O investidor conta hoje com oito opções de fundos Petrobras e oito de Vale do Rio Doce, além de uma carteira lançada em fevereiro pela BRB DTVM, que compra ações das duas empresas (BRB Petrovale). Até o final do ano passado, muitos fundos estavam fechados para novos aportes, mas o forte interesse dos clientes levou os bancos a reabri-los. A mais recente investida veio da ABN Amro Asset Management, que desde o último dia 10 voltou a aceitar aplicações nos fundos Petrobras e Vale distribuídos na rede de agências do ABN Amro Real e Sudameris. Bancos como a Caixa Econômica Federal, o Banco do Brasil e o Bradesco já tinham reaberto seus fundos no final do ano passado, também para atender a uma demanda de investidores.

Panorama do mercado

As perspectivas positivas para a Petrobras estão ligadas à cotação do petróleo e derivados no mercado internacional, destaca Gláucia de Castro Quinto, responsável pela área de pesquisa de renda variável da ABN Amro Asset Management e analista de energia. "No curto e médio prazo, os preços deverão se manter em patamares bem elevados, por conta do crescimento mundial e do aumento da demanda", afirma. Ontem, o barril de petróleo do tipo WTI com entrega para maio bateu novo recorde em Nova York, fechando em alta de 1,2%, a US$ 72,17.

Segundo a analista, o preço médio deverá ficar em torno de US$ 60 neste ano. Para 2008, as estimativas são de um preço médio de US$ 45, levando em conta a média histórica dos últimos anos. Gláucia ressalta, no entanto, que o mercado tem se surpreendido em suas projeções de longo prazo, provocando sempre uma revisão para cima das estimativas de preços.

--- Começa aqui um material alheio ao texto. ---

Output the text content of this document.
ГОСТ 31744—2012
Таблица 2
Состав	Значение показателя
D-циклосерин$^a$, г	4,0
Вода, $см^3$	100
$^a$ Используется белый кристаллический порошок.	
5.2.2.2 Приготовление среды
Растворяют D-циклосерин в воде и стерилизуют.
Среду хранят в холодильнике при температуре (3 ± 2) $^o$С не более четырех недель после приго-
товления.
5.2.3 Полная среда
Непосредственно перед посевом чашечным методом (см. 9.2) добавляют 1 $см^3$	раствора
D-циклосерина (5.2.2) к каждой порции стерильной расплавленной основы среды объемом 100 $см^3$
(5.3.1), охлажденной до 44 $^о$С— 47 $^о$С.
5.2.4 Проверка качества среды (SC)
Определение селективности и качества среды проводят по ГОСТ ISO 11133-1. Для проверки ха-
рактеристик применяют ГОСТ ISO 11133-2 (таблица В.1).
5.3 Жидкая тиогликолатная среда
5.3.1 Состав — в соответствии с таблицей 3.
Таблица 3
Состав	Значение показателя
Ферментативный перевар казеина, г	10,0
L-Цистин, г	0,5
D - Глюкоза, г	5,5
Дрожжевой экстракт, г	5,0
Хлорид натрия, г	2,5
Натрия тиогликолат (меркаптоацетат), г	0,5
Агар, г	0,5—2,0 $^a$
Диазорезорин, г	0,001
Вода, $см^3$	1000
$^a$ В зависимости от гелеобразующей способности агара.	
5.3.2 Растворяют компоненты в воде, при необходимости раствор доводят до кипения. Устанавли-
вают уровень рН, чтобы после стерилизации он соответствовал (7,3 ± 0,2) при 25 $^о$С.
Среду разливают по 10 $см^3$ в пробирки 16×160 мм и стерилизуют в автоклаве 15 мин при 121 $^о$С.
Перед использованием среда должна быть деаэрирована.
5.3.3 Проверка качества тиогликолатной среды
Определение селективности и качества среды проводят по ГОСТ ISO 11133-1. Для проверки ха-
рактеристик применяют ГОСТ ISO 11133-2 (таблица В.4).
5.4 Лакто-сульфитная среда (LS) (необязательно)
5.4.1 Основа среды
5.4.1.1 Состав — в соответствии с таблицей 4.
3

Ela destaca, ainda, os bons números da Petrobras, como a previsão de crescimento anual de 9,1% na produção e investimentos de US$ 56 bilhões (grande parte com recursos próprios) nos próximos cinco anos. "Das empresas mundiais, a Petrobras está entre as que mais crescem ", informa. Outro ponto importante é que, em 2006, pela primeira vez, a companhia terá superávit na sua balança comercial, entre US$ 3 bilhões e US$ 4 bilhões, graças ao aumento da produção.

Já as perspectivas para as ações da Vale são favoráveis, principalmente no longo prazo. Neste ano, o desempenho dos papéis da empresa está sendo afetado pelas indefinições em torno do reajuste de preços do minério de ferro. Mas, segundo o analista de commodities da ABN, Paschoal Paione, com a economia mundial crescendo a um ritmo acelerado, principalmente na China, a demanda por investimentos tende a aumentar significativamente, puxando os preços do minério de ferro.

"A demanda está muito acima da oferta, que opera a plena capacidade", argumenta. E a tendência no médio prazo, segundo ele, é de que o mercado continue apertado, reforçando as perspectivas de alta de preços. Neste ano, os preços devem subir entre 15% e 25%, em dólar. Em 2005, a alta foi de 71%. "Quanto maior os preços, maior a margem Ebtida (lucro antes de impostos, juros, depreciação e amortização) da Vale", afirma.

A Vale do Rio Doce, ao lado das mineradoras BHP Billiton e Rio Tinto, domina 70% do mercado mundial. Enquanto as projeções para a economia global forem de crescimento, as commodities metálicas continuarão batendo recordes.